Saat ini perdagangan internasional bukan hanya bermanfaat untuk bidang ekonomi saja melainkan bermanfaat untuk bidang lain seperti politik, sosial, dan pertahanan keamanan. Beberapa model atau teori perdagangan internasional yang ada:

a. Teori Merkantilisme (Mirabeau)

Teori Merkantilisme, yaitu paham yang mengajarkan bahwa kemakmuran perekonomian suatu negara dengan memaksimalkan surplus perdagangan. Teori Merkantilisme mempunyai prinsip:
  1. Mencari logam mulia sebanyak-banyaknya 
  2. Mengusahakan neraca perdagangan aktif 
  3. Monopoli perdagangan 
  4. Memperluas daerah jajahan
  5. Membatasi impor dan meningkatkan ekspor
b. Teori Keuntungan Mutlak (Adam Smith)

Teori Keuntungan Mutlak berdasarkan pada pembagian kerja internasional yang menimbulkan spesialisasi dan efisiensi produksi dalam menghasilkan suatu barang. Teori keuntungan mutlak mempunyai prinsip:
  1. Kemampuan negara untuk mengembangkan produksi melalui perdagangan.
  2. Macam keuntungan ada dua, yaitu karena ilmiah dan teknologi.
  3. Dalam perdagangan, masing-masing negara akan mengadakan spesialisasi kerja pada produksi yang mempunyai keunggulan mutlak, yaitu jam kerja per hari yang paling kecil.
c.

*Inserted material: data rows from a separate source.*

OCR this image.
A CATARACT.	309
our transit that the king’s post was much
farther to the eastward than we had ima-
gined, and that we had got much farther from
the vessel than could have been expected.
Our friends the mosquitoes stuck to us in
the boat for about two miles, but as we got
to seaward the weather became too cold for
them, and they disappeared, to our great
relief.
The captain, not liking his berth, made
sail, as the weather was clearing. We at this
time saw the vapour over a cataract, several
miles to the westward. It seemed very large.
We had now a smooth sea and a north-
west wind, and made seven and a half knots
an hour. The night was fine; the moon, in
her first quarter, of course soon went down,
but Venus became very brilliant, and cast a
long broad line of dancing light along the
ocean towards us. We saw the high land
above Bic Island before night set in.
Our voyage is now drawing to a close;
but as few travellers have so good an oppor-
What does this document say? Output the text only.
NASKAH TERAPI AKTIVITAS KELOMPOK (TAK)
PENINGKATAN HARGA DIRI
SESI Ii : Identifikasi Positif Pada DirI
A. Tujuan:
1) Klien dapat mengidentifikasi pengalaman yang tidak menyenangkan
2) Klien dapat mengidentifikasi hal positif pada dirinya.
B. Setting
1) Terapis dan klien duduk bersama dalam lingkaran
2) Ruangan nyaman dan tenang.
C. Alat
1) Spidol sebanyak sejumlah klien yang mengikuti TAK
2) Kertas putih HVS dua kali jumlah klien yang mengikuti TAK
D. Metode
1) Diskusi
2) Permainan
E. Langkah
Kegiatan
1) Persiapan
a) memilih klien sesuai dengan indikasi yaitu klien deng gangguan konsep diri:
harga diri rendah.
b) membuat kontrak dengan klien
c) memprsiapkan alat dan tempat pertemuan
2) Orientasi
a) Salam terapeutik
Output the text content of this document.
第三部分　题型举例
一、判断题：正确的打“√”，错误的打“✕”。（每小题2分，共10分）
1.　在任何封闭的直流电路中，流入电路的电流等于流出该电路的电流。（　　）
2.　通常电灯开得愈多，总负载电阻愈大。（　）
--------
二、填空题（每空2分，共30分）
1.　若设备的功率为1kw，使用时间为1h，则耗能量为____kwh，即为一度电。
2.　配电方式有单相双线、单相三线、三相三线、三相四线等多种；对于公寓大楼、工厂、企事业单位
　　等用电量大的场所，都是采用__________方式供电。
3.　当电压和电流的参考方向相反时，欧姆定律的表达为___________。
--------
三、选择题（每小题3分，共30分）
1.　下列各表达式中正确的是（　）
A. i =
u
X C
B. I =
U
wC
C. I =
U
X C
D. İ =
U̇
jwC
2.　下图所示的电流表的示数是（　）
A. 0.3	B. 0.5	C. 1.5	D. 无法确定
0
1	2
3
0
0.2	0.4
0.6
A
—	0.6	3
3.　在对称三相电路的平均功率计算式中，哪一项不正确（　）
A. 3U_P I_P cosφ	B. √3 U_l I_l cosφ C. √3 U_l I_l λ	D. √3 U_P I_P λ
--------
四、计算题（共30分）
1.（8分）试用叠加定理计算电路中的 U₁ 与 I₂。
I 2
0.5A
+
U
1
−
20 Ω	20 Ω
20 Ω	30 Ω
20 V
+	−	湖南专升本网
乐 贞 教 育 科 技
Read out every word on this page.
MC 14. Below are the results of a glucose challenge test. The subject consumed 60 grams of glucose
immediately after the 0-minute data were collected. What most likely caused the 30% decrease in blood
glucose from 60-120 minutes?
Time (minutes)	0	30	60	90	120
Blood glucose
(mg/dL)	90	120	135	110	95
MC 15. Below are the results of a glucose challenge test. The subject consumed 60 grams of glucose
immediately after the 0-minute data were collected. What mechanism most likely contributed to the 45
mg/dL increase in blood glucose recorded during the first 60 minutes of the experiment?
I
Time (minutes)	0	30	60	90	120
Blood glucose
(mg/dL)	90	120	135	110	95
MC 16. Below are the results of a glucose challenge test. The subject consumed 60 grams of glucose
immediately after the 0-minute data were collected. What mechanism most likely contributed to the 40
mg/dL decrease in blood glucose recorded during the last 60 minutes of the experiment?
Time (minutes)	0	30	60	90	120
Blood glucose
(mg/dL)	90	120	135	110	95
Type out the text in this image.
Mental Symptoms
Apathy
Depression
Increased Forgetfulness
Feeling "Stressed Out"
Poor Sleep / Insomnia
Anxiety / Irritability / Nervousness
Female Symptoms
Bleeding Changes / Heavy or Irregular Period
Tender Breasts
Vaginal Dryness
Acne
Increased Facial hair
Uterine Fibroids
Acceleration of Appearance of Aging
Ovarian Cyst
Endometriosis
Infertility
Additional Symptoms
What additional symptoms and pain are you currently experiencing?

Teori Keuntungan Komparatif (David Ricardo)

Teori Keuntungan Komparatif berdasarkan pada perbandingan biaya yang dikeluarkan suatu negara dalam memproduksi suatu barang dibandingkan dengan negara lain sehingga negara dengan biaya rendah akan mengimpor dan negara dengan biaya yang tinggi mengekspor barang tersebut.

d. Teori Permintaan Timbal Balik (John Stuart Mill)

Teori Permintaan Timbal Balik sebenarnya kelanjutan dari Teori Keunggulan Komparatif yaitu melakukan kesimbangan antara permintaan dengan penawaran. Hal ini disebabkan baik itu permintaan maupun penawaran menentukan besarnya barang yang akan diekspor dan barang yang akan diimpor.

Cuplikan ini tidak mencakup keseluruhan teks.